= Rocester Abbey =

Medieval monastic house in Rocester, Staffordshire, England

Rocester Abbey was a medieval monastic house at Rocester, Staffordshire, England of which there is now no trace above ground level.

The Augustinian abbey of St. Mary, Rocester was founded in Dovedale between 1141 and 1146 by Richard Bacon, a half brother-in-law of Ranulph, 6th Earl of Chester and a son-in-law of Hugh de Kevelioc, the previous earl. The Earls of Chester were the early patrons of the abbey until the death of the 7th Earl in 1237, after which the earldom was annexed to the Crown, who thereby took over the patronage. Nevertheless, the abbey, a relatively small one, was also commensurately poor. Improved funding in the 13th century and the granting to them of the right to hold a weekly market and an annual fair at Rocester improved their situation.

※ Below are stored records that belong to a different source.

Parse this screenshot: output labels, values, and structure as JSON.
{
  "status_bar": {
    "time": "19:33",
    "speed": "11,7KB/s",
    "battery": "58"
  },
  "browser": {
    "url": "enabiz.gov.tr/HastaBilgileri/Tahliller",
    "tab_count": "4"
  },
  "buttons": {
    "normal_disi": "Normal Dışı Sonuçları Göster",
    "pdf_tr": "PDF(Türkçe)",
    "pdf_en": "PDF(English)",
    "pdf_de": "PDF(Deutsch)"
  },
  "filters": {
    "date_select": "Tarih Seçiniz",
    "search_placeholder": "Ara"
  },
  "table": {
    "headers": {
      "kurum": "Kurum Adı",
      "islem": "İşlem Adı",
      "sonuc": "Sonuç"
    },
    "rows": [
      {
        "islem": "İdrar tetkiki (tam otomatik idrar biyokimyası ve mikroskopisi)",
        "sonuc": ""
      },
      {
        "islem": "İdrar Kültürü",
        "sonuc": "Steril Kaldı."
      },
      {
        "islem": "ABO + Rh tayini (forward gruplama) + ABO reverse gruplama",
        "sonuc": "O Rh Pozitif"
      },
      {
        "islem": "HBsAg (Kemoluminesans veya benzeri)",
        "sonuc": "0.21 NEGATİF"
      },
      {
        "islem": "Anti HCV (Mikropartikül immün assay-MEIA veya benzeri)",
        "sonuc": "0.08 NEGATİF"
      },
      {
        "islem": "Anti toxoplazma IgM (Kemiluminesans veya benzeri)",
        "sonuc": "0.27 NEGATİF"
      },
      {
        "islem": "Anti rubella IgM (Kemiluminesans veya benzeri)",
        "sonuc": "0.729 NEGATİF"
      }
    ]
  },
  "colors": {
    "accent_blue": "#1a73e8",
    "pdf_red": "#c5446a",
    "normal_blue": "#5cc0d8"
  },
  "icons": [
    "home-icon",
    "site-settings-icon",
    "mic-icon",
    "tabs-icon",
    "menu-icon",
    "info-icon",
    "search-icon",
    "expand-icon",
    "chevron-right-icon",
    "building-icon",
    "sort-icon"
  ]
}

In 1538, the abbey was finally dissolved as part of the Dissolution of the Monasteries. At the time the abbey was dissolved there were only 9 monks there, including the abbot. Most of the building was dismantled for its reusable materials and the land sold to Richard Trentham, the MP for Shropshire. He relocated his family there, where a manor house was built, and the property subsequently passed down in the Trentham family.

The site today is known as Abbey Fields and is an open space with traces of an earlier Roman Fort.